Keyboard shortcuts

Press or to navigate between chapters

Press S or / to search in the book

Press ? to show this help

Press Esc to hide this help

LloOpcode to Proto

Every offset, value, and address on this page was read byte-exactly from libtpu.so in the libtpu-0.0.40-cp314 wheel (BuildID md5 89edbbe81c5b328a958fe628a9f2207d). Other versions differ.

Abstract

LLO has two opcode index spaces that must be kept apart. The in-memory LloOpcode enum is the dense, zero-based set of 461 values (0x000..0x1CC) the compiler manipulates. The LloOpcodeProto enum is the wire form serialized into the LloInstructionProto message inside a TpuProgram/LloModuleProto: it is 1-based, its values run up to 499, and it has 38 reserved/removed gaps. A pair of pure converter functions bridge the two — LloOpcodeToProto on serialize, ProtoToLloOpcode on decode — and they are not identity, not a constant offset, and not monotonic.

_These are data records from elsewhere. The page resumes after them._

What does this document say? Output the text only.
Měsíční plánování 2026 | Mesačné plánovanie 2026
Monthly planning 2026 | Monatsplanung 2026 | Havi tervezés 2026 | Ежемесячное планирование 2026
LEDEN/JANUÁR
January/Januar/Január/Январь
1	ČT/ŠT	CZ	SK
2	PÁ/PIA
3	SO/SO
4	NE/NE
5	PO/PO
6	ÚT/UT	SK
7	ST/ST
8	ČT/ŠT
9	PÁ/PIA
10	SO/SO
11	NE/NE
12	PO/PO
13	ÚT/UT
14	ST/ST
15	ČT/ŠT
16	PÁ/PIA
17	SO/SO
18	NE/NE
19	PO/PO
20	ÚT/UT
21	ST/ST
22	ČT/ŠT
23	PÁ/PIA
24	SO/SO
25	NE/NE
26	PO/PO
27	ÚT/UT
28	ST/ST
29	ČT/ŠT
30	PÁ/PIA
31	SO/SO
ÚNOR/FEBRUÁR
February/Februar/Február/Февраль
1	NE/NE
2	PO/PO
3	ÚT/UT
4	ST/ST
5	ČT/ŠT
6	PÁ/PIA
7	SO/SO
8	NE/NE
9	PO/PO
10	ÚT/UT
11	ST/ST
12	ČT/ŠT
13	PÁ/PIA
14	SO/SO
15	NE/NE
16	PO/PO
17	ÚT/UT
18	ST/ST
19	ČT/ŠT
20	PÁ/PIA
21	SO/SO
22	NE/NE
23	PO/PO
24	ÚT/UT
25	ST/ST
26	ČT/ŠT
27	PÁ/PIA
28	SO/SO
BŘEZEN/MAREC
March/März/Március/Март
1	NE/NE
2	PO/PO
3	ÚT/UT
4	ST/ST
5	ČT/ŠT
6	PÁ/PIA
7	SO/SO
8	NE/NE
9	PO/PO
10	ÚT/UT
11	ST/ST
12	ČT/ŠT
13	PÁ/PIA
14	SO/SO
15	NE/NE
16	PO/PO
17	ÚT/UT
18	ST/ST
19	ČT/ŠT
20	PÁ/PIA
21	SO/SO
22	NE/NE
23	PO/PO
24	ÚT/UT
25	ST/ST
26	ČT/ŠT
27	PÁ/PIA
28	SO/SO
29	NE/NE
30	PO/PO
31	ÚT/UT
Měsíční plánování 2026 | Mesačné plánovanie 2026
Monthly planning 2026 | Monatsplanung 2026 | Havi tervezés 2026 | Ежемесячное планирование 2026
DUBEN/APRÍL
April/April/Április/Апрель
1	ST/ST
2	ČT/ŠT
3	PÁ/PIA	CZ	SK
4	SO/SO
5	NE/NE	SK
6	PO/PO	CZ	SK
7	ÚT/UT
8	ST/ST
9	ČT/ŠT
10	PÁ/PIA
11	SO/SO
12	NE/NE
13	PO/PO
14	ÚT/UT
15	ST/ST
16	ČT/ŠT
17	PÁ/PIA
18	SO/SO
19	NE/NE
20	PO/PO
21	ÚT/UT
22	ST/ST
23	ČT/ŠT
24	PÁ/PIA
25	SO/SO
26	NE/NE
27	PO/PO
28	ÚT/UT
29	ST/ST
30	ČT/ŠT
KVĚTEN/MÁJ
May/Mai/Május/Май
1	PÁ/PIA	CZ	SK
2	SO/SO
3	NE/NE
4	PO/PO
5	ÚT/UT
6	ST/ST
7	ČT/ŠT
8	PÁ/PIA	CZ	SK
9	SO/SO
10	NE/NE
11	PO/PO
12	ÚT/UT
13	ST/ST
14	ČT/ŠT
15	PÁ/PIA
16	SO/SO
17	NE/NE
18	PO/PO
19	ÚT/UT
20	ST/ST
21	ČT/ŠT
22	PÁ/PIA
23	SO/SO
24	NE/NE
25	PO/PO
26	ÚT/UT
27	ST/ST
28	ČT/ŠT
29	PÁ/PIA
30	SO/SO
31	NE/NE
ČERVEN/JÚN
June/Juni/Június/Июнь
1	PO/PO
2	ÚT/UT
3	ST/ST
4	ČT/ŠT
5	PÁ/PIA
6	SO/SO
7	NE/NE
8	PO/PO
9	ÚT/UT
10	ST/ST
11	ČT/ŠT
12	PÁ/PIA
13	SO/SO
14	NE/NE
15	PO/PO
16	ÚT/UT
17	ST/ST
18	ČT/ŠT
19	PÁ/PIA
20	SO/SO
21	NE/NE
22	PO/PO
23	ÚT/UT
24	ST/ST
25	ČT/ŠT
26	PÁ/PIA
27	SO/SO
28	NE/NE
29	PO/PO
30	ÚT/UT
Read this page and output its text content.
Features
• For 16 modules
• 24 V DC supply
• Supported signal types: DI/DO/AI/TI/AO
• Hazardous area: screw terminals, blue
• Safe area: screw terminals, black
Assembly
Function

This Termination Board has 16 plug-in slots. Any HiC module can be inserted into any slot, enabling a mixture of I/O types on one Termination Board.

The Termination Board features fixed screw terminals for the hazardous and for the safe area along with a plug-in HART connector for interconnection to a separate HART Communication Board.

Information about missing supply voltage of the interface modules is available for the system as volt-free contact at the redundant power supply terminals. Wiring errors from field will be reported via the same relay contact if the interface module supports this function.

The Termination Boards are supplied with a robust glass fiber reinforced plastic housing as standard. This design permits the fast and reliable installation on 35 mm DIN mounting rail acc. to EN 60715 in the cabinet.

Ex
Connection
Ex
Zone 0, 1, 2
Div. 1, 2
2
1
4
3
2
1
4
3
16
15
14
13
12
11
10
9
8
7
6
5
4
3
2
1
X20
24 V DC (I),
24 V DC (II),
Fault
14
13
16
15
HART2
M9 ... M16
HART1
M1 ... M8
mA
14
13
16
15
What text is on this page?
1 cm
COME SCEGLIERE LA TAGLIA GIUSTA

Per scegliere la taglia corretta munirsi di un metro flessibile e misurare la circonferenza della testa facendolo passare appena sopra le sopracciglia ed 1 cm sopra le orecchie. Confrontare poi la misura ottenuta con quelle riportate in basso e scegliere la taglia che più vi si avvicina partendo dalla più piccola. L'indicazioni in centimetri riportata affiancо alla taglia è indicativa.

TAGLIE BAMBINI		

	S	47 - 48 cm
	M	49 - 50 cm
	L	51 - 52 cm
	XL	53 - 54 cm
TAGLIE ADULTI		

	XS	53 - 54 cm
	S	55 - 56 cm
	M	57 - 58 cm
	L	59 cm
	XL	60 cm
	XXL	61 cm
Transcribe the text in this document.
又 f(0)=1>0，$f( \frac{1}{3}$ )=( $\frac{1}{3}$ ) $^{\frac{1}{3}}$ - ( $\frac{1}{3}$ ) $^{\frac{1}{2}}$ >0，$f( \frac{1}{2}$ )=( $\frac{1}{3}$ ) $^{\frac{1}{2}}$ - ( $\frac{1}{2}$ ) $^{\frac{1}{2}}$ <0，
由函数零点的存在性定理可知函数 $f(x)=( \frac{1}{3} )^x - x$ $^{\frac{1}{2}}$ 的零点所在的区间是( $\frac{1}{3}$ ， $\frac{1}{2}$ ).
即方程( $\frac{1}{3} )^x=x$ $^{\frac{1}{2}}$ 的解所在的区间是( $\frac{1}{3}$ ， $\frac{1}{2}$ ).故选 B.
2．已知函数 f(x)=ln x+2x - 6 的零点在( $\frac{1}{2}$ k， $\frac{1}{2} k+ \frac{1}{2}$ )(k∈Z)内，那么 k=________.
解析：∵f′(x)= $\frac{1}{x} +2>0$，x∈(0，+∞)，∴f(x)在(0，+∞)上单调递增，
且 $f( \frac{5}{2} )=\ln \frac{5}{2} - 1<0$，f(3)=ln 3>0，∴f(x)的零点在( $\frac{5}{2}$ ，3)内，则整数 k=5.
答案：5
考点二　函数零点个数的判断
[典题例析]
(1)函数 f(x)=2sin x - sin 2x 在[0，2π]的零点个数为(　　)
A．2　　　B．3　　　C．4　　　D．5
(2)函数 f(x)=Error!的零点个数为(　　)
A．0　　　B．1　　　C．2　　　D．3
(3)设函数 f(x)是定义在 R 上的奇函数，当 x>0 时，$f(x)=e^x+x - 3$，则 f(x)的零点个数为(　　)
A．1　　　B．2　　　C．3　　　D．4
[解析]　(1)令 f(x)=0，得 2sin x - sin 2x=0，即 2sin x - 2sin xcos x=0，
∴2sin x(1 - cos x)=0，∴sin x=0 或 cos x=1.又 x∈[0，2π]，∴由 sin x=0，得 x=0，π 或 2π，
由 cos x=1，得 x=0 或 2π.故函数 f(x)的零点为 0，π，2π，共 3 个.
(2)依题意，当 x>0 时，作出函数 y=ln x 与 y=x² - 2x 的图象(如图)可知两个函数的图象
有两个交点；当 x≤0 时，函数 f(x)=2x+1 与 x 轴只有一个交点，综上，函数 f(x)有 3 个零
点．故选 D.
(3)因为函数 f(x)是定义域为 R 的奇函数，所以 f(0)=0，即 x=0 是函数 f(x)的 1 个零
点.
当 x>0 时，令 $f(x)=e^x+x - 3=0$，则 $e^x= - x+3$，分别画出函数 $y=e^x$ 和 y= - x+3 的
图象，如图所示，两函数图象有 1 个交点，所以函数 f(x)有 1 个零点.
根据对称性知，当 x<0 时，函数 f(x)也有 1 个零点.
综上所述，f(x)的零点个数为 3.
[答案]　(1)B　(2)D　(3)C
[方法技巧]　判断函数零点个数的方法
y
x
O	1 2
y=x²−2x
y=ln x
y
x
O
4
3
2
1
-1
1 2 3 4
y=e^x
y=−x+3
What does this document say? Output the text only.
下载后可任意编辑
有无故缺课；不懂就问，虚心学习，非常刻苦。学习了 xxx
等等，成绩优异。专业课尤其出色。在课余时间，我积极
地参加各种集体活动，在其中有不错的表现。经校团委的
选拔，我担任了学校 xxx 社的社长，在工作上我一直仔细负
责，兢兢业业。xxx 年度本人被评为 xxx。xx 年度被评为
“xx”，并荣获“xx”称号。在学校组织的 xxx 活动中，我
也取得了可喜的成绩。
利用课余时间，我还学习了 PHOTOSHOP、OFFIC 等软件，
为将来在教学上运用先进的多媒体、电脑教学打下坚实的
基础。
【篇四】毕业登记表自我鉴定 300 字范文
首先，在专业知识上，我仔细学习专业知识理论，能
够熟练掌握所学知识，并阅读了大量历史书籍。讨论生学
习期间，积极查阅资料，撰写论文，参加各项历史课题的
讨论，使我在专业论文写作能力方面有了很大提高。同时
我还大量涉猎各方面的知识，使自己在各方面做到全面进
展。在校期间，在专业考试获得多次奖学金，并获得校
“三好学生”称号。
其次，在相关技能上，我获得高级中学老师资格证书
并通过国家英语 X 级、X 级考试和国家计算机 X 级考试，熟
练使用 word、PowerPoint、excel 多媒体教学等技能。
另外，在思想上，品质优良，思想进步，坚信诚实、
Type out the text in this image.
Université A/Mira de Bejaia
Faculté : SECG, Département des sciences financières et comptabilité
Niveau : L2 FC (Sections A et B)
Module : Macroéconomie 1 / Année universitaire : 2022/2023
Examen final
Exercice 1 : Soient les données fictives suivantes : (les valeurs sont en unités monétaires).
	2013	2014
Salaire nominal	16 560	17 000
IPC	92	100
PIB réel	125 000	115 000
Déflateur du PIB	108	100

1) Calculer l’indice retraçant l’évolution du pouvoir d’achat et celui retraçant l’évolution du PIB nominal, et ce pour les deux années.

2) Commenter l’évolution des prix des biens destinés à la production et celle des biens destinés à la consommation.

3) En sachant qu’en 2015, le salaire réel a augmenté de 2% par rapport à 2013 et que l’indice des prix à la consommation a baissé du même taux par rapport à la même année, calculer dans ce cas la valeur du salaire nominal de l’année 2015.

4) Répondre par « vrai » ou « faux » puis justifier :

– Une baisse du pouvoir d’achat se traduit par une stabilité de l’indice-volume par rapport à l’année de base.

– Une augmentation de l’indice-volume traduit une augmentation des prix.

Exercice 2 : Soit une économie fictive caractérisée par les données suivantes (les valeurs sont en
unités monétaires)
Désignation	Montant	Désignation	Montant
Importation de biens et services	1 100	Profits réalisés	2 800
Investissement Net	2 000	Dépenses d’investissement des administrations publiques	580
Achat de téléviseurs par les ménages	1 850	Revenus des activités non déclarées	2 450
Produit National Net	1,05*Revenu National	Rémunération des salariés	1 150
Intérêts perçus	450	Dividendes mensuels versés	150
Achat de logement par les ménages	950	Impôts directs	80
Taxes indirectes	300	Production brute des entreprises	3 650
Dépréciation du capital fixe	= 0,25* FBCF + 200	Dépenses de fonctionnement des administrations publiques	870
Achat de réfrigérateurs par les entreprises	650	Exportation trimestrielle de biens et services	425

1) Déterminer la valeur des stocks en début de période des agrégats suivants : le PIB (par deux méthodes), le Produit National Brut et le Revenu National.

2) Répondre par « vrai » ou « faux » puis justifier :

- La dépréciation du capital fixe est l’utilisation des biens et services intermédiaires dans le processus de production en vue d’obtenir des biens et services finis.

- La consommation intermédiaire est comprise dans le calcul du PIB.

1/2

The asymmetry exists for the usual protobuf reason: wire compatibility. New opcodes are inserted into the in-memory LloOpcode at their family's natural position (so families stay contiguous and range tests keep working), but appended to the end of the LloOpcodeProto enum and never renumbered (so an old serialized program still decodes). Over many silicon generations this produces a scrambled, gapped mapping. A reimplementer who assumes proto_value == llo_value or proto_value == llo_value + 1 will mis-decode every program that contains a recently-added opcode.

This page documents the two converters byte-exactly: the forward direction is a flat lookup table; the reverse is a 499-arm switch that traps on reserved values and fatals on out-of-range. It then shows where the converters are invoked (the LloSerializer::LloInstructionToProto write at proto field offset +52, and the xprof cost-estimation read), and tabulates the structural facts a reimplementer needs.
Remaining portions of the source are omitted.